Antecipamos nesta semana a apresentação do comentário à Liturgia da Palavra redigido por Dom Emanuele Bargellini, Prior do Mosteiro da Transfiguração (Mogi das Cruzes - São Paulo), para favorecer a compreensão do Tríduo Sagrado da Páscoa. Doutor em liturgia pelo ‘Pontificio Ateneo Santo Anselmo’ (Roma), Dom Emanuele é monge beneditino camaldolense.
O TRÍDUO SAGRADO DA PÁSCOA: JESUS MORTO, SEPULTADO, RESSUSCITADO
Um olhar de conjunto
“Ó abismo da riqueza, da sabedoria e da ciência de Deus! Como são insondáveis seus juízos e impenetráveis seus caminhos!... Porque tudo é dele, por ele e para ele. A ele a glória pelos séculos! Amém” (Rm 11, 33.36).
A expressão de maravilha e de louvor por parte do apóstolo diante do mistério da aliança irrevogável de Deus com Israel - aliança que vai além da sua infidelidade - e do chamado dos pagãos a participarem da sua plena realização na morte e ressurreição de Cristo, bem interpreta os sentidos mais profundos da Igreja ao celebrar o solene Tríduo Pascal. Este evento Pascal é a fonte divina e perene da sua vida, assim como do caminho espiritual desenvolvido ao longo do ano litúrgico. A Igreja nos convida a entrar em atitude de maravilha e adoração.
O Tríduo Sagrado inicia-se na tarde da quinta-feira santa, com a celebração da Ceia do Senhor, e acaba com as segundas Vésperas do dia da Páscoa. A Igreja contempla com fé e amor e celebra o mistério único e indivisível do seu Senhor Morto (Sexta-feira santa), Sepultado (Sábado santo) e Ressuscitado (Vigília e dia de Páscoa).
Com o Tríduo Pascal chegamos ao coração da história inteira e ao escopo da própria criação.
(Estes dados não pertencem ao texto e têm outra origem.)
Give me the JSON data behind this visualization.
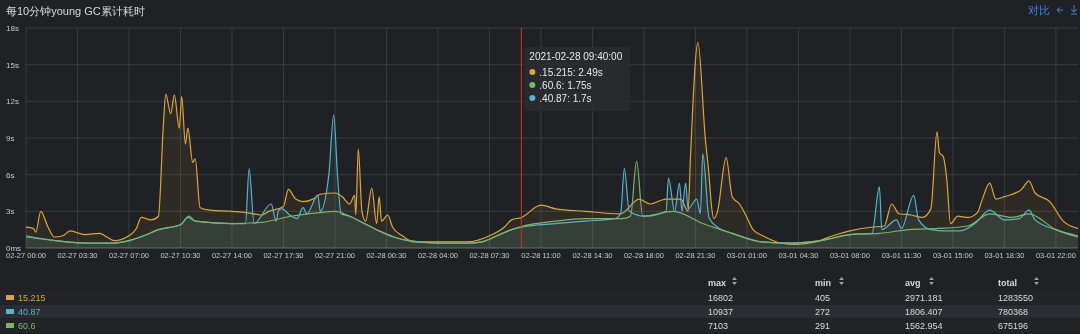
{
  "chart_data": {
    "type": "area",
    "title": "每10分钟young GC累计耗时",
    "xlim": [
      "2021-02-27T00:00",
      "2021-03-01T23:30"
    ],
    "xticks": [
      {
        "value": "2021-02-27T00:00",
        "label": "02-27 00:00"
      },
      {
        "value": "2021-02-27T03:30",
        "label": "02-27 03:30"
      },
      {
        "value": "2021-02-27T07:00",
        "label": "02-27 07:00"
      },
      {
        "value": "2021-02-27T10:30",
        "label": "02-27 10:30"
      },
      {
        "value": "2021-02-27T14:00",
        "label": "02-27 14:00"
      },
      {
        "value": "2021-02-27T17:30",
        "label": "02-27 17:30"
      },
      {
        "value": "2021-02-27T21:00",
        "label": "02-27 21:00"
      },
      {
        "value": "2021-02-28T00:30",
        "label": "02-28 00:30"
      },
      {
        "value": "2021-02-28T04:00",
        "label": "02-28 04:00"
      },
      {
        "value": "2021-02-28T07:30",
        "label": "02-28 07:30"
      },
      {
        "value": "2021-02-28T11:00",
        "label": "02-28 11:00"
      },
      {
        "value": "2021-02-28T14:30",
        "label": "02-28 14:30"
      },
      {
        "value": "2021-02-28T18:00",
        "label": "02-28 18:00"
      },
      {
        "value": "2021-02-28T21:30",
        "label": "02-28 21:30"
      },
      {
        "value": "2021-03-01T01:00",
        "label": "03-01 01:00"
      },
      {
        "value": "2021-03-01T04:30",
        "label": "03-01 04:30"
      },
      {
        "value": "2021-03-01T08:00",
        "label": "03-01 08:00"
      },
      {
        "value": "2021-03-01T11:30",
        "label": "03-01 11:30"
      },
      {
        "value": "2021-03-01T15:00",
        "label": "03-01 15:00"
      },
      {
        "value": "2021-03-01T18:30",
        "label": "03-01 18:30"
      },
      {
        "value": "2021-03-01T22:00",
        "label": "03-01 22:00"
      }
    ],
    "ylim": [
      0,
      18
    ],
    "yticks": [
      {
        "value": 0,
        "label": "0ms"
      },
      {
        "value": 3,
        "label": "3s"
      },
      {
        "value": 6,
        "label": "6s"
      },
      {
        "value": 9,
        "label": "9s"
      },
      {
        "value": 12,
        "label": "12s"
      },
      {
        "value": 15,
        "label": "15s"
      },
      {
        "value": 18,
        "label": "18s"
      }
    ],
    "grid": true,
    "legend": "bottom",
    "ref_lines": [
      {
        "axis": "x",
        "value": "2021-02-28T09:40",
        "color": "#c0392b"
      }
    ],
    "series": [
      {
        "name": "15.215",
        "color": "#d9a73e",
        "x": [
          "2021-02-27T00:00",
          "2021-02-27T00:30",
          "2021-02-27T00:40",
          "2021-02-27T01:00",
          "2021-02-27T01:30",
          "2021-02-27T01:55",
          "2021-02-27T02:30",
          "2021-02-27T03:00",
          "2021-02-27T04:00",
          "2021-02-27T05:00",
          "2021-02-27T05:30",
          "2021-02-27T06:00",
          "2021-02-27T07:00",
          "2021-02-27T07:30",
          "2021-02-27T07:50",
          "2021-02-27T08:30",
          "2021-02-27T09:00",
          "2021-02-27T09:20",
          "2021-02-27T09:30",
          "2021-02-27T09:50",
          "2021-02-27T10:05",
          "2021-02-27T10:25",
          "2021-02-27T10:35",
          "2021-02-27T10:50",
          "2021-02-27T11:00",
          "2021-02-27T11:20",
          "2021-02-27T11:30",
          "2021-02-27T11:50",
          "2021-02-27T12:30",
          "2021-02-27T14:00",
          "2021-02-27T15:00",
          "2021-02-27T16:00",
          "2021-02-27T16:30",
          "2021-02-27T17:30",
          "2021-02-27T17:50",
          "2021-02-27T18:20",
          "2021-02-27T18:50",
          "2021-02-27T19:30",
          "2021-02-27T20:00",
          "2021-02-27T21:00",
          "2021-02-27T21:30",
          "2021-02-27T22:00",
          "2021-02-27T22:20",
          "2021-02-27T22:25",
          "2021-02-27T22:35",
          "2021-02-27T22:50",
          "2021-02-27T23:05",
          "2021-02-27T23:30",
          "2021-02-27T23:50",
          "2021-02-28T00:00",
          "2021-02-28T00:10",
          "2021-02-28T00:35",
          "2021-02-28T00:55",
          "2021-02-28T01:35",
          "2021-02-28T02:20",
          "2021-02-28T04:00",
          "2021-02-28T06:00",
          "2021-02-28T07:30",
          "2021-02-28T08:30",
          "2021-02-28T09:00",
          "2021-02-28T09:40",
          "2021-02-28T11:00",
          "2021-02-28T12:00",
          "2021-02-28T14:00",
          "2021-02-28T16:25",
          "2021-02-28T17:40",
          "2021-02-28T18:25",
          "2021-02-28T19:30",
          "2021-02-28T20:30",
          "2021-02-28T21:00",
          "2021-02-28T21:10",
          "2021-02-28T21:40",
          "2021-02-28T22:10",
          "2021-02-28T22:25",
          "2021-02-28T22:35",
          "2021-02-28T22:45",
          "2021-02-28T23:00",
          "2021-02-28T23:35",
          "2021-03-01T00:00",
          "2021-03-01T00:30",
          "2021-03-01T01:00",
          "2021-03-01T01:25",
          "2021-03-01T02:05",
          "2021-03-01T03:20",
          "2021-03-01T04:20",
          "2021-03-01T05:40",
          "2021-03-01T06:50",
          "2021-03-01T08:00",
          "2021-03-01T09:25",
          "2021-03-01T10:20",
          "2021-03-01T10:50",
          "2021-03-01T11:20",
          "2021-03-01T12:10",
          "2021-03-01T12:55",
          "2021-03-01T13:30",
          "2021-03-01T13:55",
          "2021-03-01T14:05",
          "2021-03-01T14:20",
          "2021-03-01T14:35",
          "2021-03-01T14:50",
          "2021-03-01T15:20",
          "2021-03-01T16:00",
          "2021-03-01T16:40",
          "2021-03-01T17:00",
          "2021-03-01T17:30",
          "2021-03-01T17:55",
          "2021-03-01T18:30",
          "2021-03-01T19:40",
          "2021-03-01T20:10",
          "2021-03-01T20:35",
          "2021-03-01T21:35",
          "2021-03-01T22:30",
          "2021-03-01T23:30"
        ],
        "values": [
          1.7,
          1.6,
          1.3,
          3.0,
          1.7,
          0.9,
          1.0,
          1.4,
          1.1,
          1.2,
          0.9,
          0.6,
          1.0,
          1.6,
          2.5,
          2.3,
          2.6,
          10.0,
          12.6,
          11.0,
          12.5,
          9.8,
          12.4,
          8.5,
          9.8,
          7.0,
          7.3,
          3.3,
          3.1,
          3.0,
          2.9,
          2.7,
          3.0,
          3.4,
          4.8,
          4.0,
          3.8,
          4.0,
          4.4,
          4.5,
          4.2,
          3.6,
          4.3,
          2.7,
          8.1,
          3.0,
          2.2,
          4.9,
          2.0,
          4.2,
          2.2,
          2.7,
          1.7,
          1.0,
          0.5,
          0.5,
          0.5,
          1.0,
          1.7,
          2.3,
          2.49,
          3.5,
          3.2,
          3.0,
          2.8,
          4.0,
          3.6,
          4.0,
          4.0,
          3.0,
          7.6,
          16.8,
          9.0,
          6.0,
          3.5,
          2.4,
          3.0,
          7.4,
          4.2,
          3.6,
          2.5,
          1.5,
          1.0,
          0.4,
          0.3,
          0.5,
          1.0,
          1.4,
          1.7,
          1.8,
          3.6,
          2.8,
          2.7,
          2.5,
          3.2,
          9.5,
          7.8,
          7.5,
          5.6,
          2.0,
          2.6,
          2.5,
          2.9,
          4.0,
          5.3,
          4.0,
          4.2,
          4.8,
          5.5,
          4.5,
          3.8,
          2.2,
          1.6
        ]
      },
      {
        "name": "40.87",
        "color": "#5ab4c8",
        "x": [
          "2021-02-27T00:00",
          "2021-02-27T02:00",
          "2021-02-27T04:00",
          "2021-02-27T06:00",
          "2021-02-27T07:00",
          "2021-02-27T08:00",
          "2021-02-27T09:00",
          "2021-02-27T10:30",
          "2021-02-27T11:05",
          "2021-02-27T11:30",
          "2021-02-27T14:00",
          "2021-02-27T14:55",
          "2021-02-27T15:10",
          "2021-02-27T15:30",
          "2021-02-27T16:40",
          "2021-02-27T17:00",
          "2021-02-27T17:10",
          "2021-02-27T17:25",
          "2021-02-27T17:55",
          "2021-02-27T18:25",
          "2021-02-27T18:50",
          "2021-02-27T19:05",
          "2021-02-27T19:50",
          "2021-02-27T20:00",
          "2021-02-27T20:35",
          "2021-02-27T20:55",
          "2021-02-27T21:10",
          "2021-02-27T21:25",
          "2021-02-27T22:00",
          "2021-02-27T23:00",
          "2021-02-28T00:00",
          "2021-02-28T01:00",
          "2021-02-28T02:00",
          "2021-02-28T04:00",
          "2021-02-28T06:00",
          "2021-02-28T07:00",
          "2021-02-28T08:00",
          "2021-02-28T09:00",
          "2021-02-28T09:40",
          "2021-02-28T12:00",
          "2021-02-28T14:00",
          "2021-02-28T16:00",
          "2021-02-28T16:25",
          "2021-02-28T16:40",
          "2021-02-28T17:00",
          "2021-02-28T18:00",
          "2021-02-28T19:30",
          "2021-02-28T19:40",
          "2021-02-28T20:05",
          "2021-02-28T20:25",
          "2021-02-28T20:35",
          "2021-02-28T20:50",
          "2021-02-28T21:00",
          "2021-02-28T21:35",
          "2021-02-28T21:50",
          "2021-02-28T22:00",
          "2021-02-28T22:25",
          "2021-02-28T23:00",
          "2021-03-01T00:00",
          "2021-03-01T01:00",
          "2021-03-01T02:00",
          "2021-03-01T04:00",
          "2021-03-01T06:00",
          "2021-03-01T08:00",
          "2021-03-01T09:30",
          "2021-03-01T10:00",
          "2021-03-01T10:10",
          "2021-03-01T11:10",
          "2021-03-01T11:30",
          "2021-03-01T12:20",
          "2021-03-01T12:40",
          "2021-03-01T13:30",
          "2021-03-01T14:30",
          "2021-03-01T15:30",
          "2021-03-01T16:30",
          "2021-03-01T17:30",
          "2021-03-01T18:30",
          "2021-03-01T19:30",
          "2021-03-01T20:10",
          "2021-03-01T20:35",
          "2021-03-01T22:00",
          "2021-03-01T23:30"
        ],
        "values": [
          1.0,
          0.6,
          0.4,
          0.4,
          0.6,
          1.0,
          1.5,
          1.9,
          2.6,
          2.2,
          2.0,
          2.0,
          6.5,
          2.0,
          3.6,
          2.2,
          3.1,
          3.2,
          2.7,
          2.4,
          3.3,
          2.8,
          4.3,
          3.0,
          6.0,
          10.9,
          6.0,
          2.8,
          2.6,
          2.0,
          1.4,
          0.9,
          0.6,
          0.4,
          0.4,
          0.5,
          1.0,
          1.5,
          1.7,
          2.0,
          2.2,
          2.4,
          2.8,
          6.5,
          3.0,
          2.6,
          3.0,
          5.7,
          3.0,
          5.3,
          3.0,
          5.3,
          3.2,
          4.0,
          2.8,
          7.7,
          2.5,
          1.7,
          1.2,
          0.8,
          0.5,
          0.4,
          0.6,
          1.1,
          1.2,
          5.0,
          1.5,
          2.3,
          1.6,
          4.3,
          2.3,
          1.5,
          1.4,
          1.4,
          2.0,
          3.1,
          2.3,
          2.4,
          3.1,
          2.3,
          1.5,
          1.0
        ]
      },
      {
        "name": "60.6",
        "color": "#7eb26d",
        "x": [
          "2021-02-27T00:00",
          "2021-02-27T02:00",
          "2021-02-27T04:00",
          "2021-02-27T06:00",
          "2021-02-27T07:00",
          "2021-02-27T08:00",
          "2021-02-27T09:00",
          "2021-02-27T10:30",
          "2021-02-27T11:00",
          "2021-02-27T11:30",
          "2021-02-27T14:00",
          "2021-02-27T16:00",
          "2021-02-27T18:00",
          "2021-02-27T20:00",
          "2021-02-27T21:00",
          "2021-02-27T22:00",
          "2021-02-27T23:00",
          "2021-02-28T00:00",
          "2021-02-28T01:00",
          "2021-02-28T02:00",
          "2021-02-28T04:00",
          "2021-02-28T06:00",
          "2021-02-28T07:00",
          "2021-02-28T08:00",
          "2021-02-28T09:00",
          "2021-02-28T09:40",
          "2021-02-28T12:00",
          "2021-02-28T14:00",
          "2021-02-28T16:30",
          "2021-02-28T17:05",
          "2021-02-28T17:30",
          "2021-02-28T17:55",
          "2021-02-28T20:00",
          "2021-02-28T22:00",
          "2021-03-01T00:00",
          "2021-03-01T02:00",
          "2021-03-01T04:00",
          "2021-03-01T06:00",
          "2021-03-01T08:00",
          "2021-03-01T10:00",
          "2021-03-01T12:00",
          "2021-03-01T14:00",
          "2021-03-01T16:00",
          "2021-03-01T17:30",
          "2021-03-01T19:00",
          "2021-03-01T20:10",
          "2021-03-01T22:00",
          "2021-03-01T23:30"
        ],
        "values": [
          0.9,
          0.6,
          0.4,
          0.4,
          0.6,
          1.0,
          1.5,
          1.9,
          2.5,
          2.2,
          2.0,
          2.1,
          2.6,
          2.9,
          3.0,
          2.6,
          2.0,
          1.4,
          0.9,
          0.6,
          0.4,
          0.4,
          0.5,
          1.0,
          1.5,
          1.75,
          2.2,
          2.4,
          2.4,
          2.6,
          7.1,
          2.6,
          3.0,
          2.0,
          1.2,
          0.5,
          0.4,
          0.6,
          1.1,
          1.2,
          1.5,
          1.6,
          1.8,
          2.8,
          2.5,
          2.8,
          1.5,
          0.9
        ]
      }
    ],
    "annotations": [
      "2021-02-28 09:40:00",
      ".15.215:  2.49s",
      ".60.6:  1.75s",
      ".40.87:  1.7s",
      "对比",
      "max",
      "min",
      "avg",
      "total",
      "16802",
      "405",
      "2971.181",
      "1283550",
      "10937",
      "272",
      "1806.407",
      "780368",
      "7103",
      "291",
      "1562.954",
      "675196"
    ]
  }
}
A luz Pascal deste Santo Tríduo ilumina a vida de Jesus, sua missão desde seu nascimento e o projeto salvífico de Deus no seu desenvolvimento histórico: desde a criação e através das relações especiais da aliança com os patriarcas e os profetas, testemunhadas pelo Antigo Testamento. Na morte e ressurreição de Jesus e na efusão do Espírito, aquele projeto se revela em todo seu sentido profundo, e inicia a etapa radicalmente nova desta história que caminha rumo a seu cumprimento no fim dos tempos (cf. Ef 1,1-14; Cl 1, 15-20).
As pessoas que foram regeneradas na fé e no amor pelo batismo receberam as potencialidades e a vocação a viver como homens e mulheres “partícipes da vida do Ressuscitado”, partilhando a mesma energia divina de Cristo no Espírito (cf. Ef 2, 4-8; Cl 3, 1-4: 5-11).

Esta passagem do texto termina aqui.